Factors when considering which surgeon to choose:
Is he/she on the specialist GMC register (you can search for their name on the GMC website: www.gmc-uk.org)
Do they have an NHS practice and what is it? Ideally, you should choose a Surgeon who performs breast surgery and reconstruction in their NHS practice as they are more likely to carry out these types of procedures on a regular basis
How many of these procedures have they carried out? Like anything, someone who performs these procedures regularly is likely to have the best results. As a rough guide, you should select a surgeon that performs more than 30 procedures per year. Most surgeons will have a record including photos of patients they have operated on and patient testimonials they will be happy to share with you.
Are they a member of any professional societies for example Association of Breast Surgeons (ABS) or BAPRAS. Surgeons have to meet certain criteria to be a member of these societies.
What is their infection and implant loss rate (if carrying out breast augmentation). As a guide, you should find a surgeon with an infection rate of less than 5%, and an implant loss rate of less that 3%. This information should be readily available – if its not, then alarm bells should ring.
Most websites will have a profile of the surgeons so look for the information in there.

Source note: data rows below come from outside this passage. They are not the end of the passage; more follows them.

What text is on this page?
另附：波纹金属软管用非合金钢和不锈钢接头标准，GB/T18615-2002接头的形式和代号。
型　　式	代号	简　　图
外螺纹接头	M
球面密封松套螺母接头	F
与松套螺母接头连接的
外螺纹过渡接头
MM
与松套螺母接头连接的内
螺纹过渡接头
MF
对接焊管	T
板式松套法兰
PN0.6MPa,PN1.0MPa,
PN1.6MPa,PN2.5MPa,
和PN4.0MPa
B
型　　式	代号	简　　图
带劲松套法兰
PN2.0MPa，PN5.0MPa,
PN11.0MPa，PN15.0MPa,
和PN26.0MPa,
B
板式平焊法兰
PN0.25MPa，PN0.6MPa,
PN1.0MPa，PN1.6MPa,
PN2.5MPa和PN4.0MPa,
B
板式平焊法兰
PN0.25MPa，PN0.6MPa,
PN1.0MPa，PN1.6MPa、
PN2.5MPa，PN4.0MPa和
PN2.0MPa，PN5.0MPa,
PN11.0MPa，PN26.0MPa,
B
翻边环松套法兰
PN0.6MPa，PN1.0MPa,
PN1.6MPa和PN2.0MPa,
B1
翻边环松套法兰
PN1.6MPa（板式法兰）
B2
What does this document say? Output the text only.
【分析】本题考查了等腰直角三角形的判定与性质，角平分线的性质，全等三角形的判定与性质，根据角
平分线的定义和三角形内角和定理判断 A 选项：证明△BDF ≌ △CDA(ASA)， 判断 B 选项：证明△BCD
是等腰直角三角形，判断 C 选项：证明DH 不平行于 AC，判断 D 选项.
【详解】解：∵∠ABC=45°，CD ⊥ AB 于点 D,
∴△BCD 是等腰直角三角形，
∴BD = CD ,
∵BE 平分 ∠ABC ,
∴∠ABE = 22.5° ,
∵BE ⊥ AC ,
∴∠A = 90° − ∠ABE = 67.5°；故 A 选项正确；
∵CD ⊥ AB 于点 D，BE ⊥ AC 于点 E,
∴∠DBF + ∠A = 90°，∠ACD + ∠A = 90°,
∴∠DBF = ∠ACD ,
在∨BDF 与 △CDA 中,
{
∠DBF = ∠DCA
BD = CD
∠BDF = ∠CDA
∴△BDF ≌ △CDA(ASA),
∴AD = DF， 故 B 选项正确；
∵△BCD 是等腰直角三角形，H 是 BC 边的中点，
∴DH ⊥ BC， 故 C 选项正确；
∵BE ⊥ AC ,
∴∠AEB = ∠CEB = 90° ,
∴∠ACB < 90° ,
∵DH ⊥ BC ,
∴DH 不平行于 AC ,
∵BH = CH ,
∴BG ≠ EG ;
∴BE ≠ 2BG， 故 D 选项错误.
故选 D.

What about where to have your operation?
I would advise you to have your surgery as close to home as possible for obvious reasons. However, choice of surgeon, price and hospital reputation all feed into the decision making process. Make sure the hospital has CQC (Care Quality Commission) registration which ensures the hospital has met certain quality care standards. It is important to have sight of the terms and conditions laid down by the hospital. This is important if there are complications as you need to know if you will be charged for extra procedures that you may require. I believe it is important to operate in a theatre that has “clean air.” This is a special addition to the theatre environment that removes potential bacteria from the surrounding operating field which can help to reduce infection rates. I would also encourage patients to, where possible, have their surgery done as a day case procedure so you will be back in your own home that evening.
In summary, think carefully about why you wish to pursue cosmetic breast surgery and speak to people who have been through the process themselves. Choose your surgeon carefully, paying particular attention to their NHS practice (if they have one) and what they do at their NHS hospital. Look for tangible evidence to suggest safe practice – such as infection rates – and find out whether or not the hospital is geared up for day case procedures. But above all, don’t rush into it and make sure you meet with your surgeon and feel comfortable with him/her before parting with your hard earned money. It may be tempting to go for what looks like a cheaper option, but you may pay more in the long run if you have to pay for revisions and follow-up procedures.